Thread: Re: [Fwd: Re: [Docutils-develop] Re: nested inline markup]

Brought to you by: goodger, grubert, milde, tibs, wiemann

docutils-develop

Re: [Fwd: Re: [Docutils-develop] Re: nested inline markup]

From: Mark N. <no...@so...> - 2004-01-19 20:41:15

David Abrahams wrote:
> 
> David Goodger <go...@py...> writes:
> 
> > Another off-list message from Mark, in case you don't already have it.
> 
> You really should ask his permission to forward these to me.

FWIW, I hereby give permission to forward any private message 
with [Docutils-develop] in the subject line to the docutils-develop
list unless the contents of the message specifically state otherwise.

> > Thanks.  I (and my parser) disagree with your output for the third test,
> > namely::
> >
> >    *emphasis **strong**
> >
> > Given that a problematic has to occur somewhere in this, I think
> > it's more predictable (and easier to parse/explain) to match
> > the very first and last asterisks and generate the problematic
> > on the strong start-string::
> >
> >     <paragraph>
> >         <emphasis>
> >             emphasis \n\
> >             <problematic id="id2" refid="id1">
> >                 **
> >             strong*
> >     <system_message backrefs="id2" id="id1" level="2" line="1"
> > source="nested_inline03.rst" type="WARNING">
> >         <paragraph>
> >             Inline strong start-string without end-string.
> 
> I disagree strongly with the assessment that it's easier to parse and
> explain that way.
> 
> David, I hope you do, too, because I don't have a strategem for
> producing that result, and I wouldn't want to.

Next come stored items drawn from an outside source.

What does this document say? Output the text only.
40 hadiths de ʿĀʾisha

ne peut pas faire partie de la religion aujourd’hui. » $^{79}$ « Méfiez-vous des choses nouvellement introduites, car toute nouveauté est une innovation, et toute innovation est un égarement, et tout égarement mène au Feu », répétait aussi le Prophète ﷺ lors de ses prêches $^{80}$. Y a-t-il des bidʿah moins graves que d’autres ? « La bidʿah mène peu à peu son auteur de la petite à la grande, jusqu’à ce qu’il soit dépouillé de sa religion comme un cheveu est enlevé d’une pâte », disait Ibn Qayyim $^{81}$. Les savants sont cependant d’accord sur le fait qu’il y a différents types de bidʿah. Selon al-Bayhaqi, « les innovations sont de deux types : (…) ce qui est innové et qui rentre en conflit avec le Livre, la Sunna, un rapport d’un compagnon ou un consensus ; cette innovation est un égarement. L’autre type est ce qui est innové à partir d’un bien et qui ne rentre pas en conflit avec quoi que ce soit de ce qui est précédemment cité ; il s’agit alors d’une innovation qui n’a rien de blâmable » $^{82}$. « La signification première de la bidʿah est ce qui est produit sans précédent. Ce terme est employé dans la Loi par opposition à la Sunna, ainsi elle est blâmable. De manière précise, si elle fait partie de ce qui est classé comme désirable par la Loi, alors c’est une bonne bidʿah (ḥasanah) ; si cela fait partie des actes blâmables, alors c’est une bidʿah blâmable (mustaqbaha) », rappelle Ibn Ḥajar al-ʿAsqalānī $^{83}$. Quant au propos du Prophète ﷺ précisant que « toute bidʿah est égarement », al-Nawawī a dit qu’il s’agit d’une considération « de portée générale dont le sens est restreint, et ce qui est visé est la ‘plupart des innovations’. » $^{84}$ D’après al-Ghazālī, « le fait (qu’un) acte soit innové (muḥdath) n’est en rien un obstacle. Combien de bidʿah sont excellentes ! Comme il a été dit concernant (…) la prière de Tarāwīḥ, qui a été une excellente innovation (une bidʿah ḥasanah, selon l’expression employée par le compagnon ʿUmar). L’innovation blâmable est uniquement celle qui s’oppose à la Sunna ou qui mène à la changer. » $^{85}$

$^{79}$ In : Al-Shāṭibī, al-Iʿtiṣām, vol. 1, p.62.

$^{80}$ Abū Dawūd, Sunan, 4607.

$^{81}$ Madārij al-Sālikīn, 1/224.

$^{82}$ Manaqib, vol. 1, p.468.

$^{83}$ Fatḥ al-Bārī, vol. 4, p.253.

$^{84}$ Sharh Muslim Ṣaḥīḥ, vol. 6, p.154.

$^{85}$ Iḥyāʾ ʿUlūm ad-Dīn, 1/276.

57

First, let me start by saying that I appreciate the opportunity to
discuss the issues!  It really livens up my day and helps keep me
sharp to have someone to debate these things with.

OK, let me see if I can explain my reasoning.  The assumption that
my parser makes is that the first matching start-string will always 
get paired if there is any valid end-string for it.  That way, the
parsing with nesting turned on matches the parsing with nesting
turned off (I have a switch in my parser for compatibility with
the python parser) on the outer level.  If you parse the above
string while not allowing nesting (use the current docutils),
it gives::

  <emphasis>
      emphasis **strong*

Turning on nesting simply identifies the "**" as an unmatched
strong start-string.

As for an algorithm, see the pseudo-code in my previous message
(which wasn't sent yet when you penned your reply).

	--Mark

[Docutils-develop] Re: [Fwd: Re: Re: nested inline markup]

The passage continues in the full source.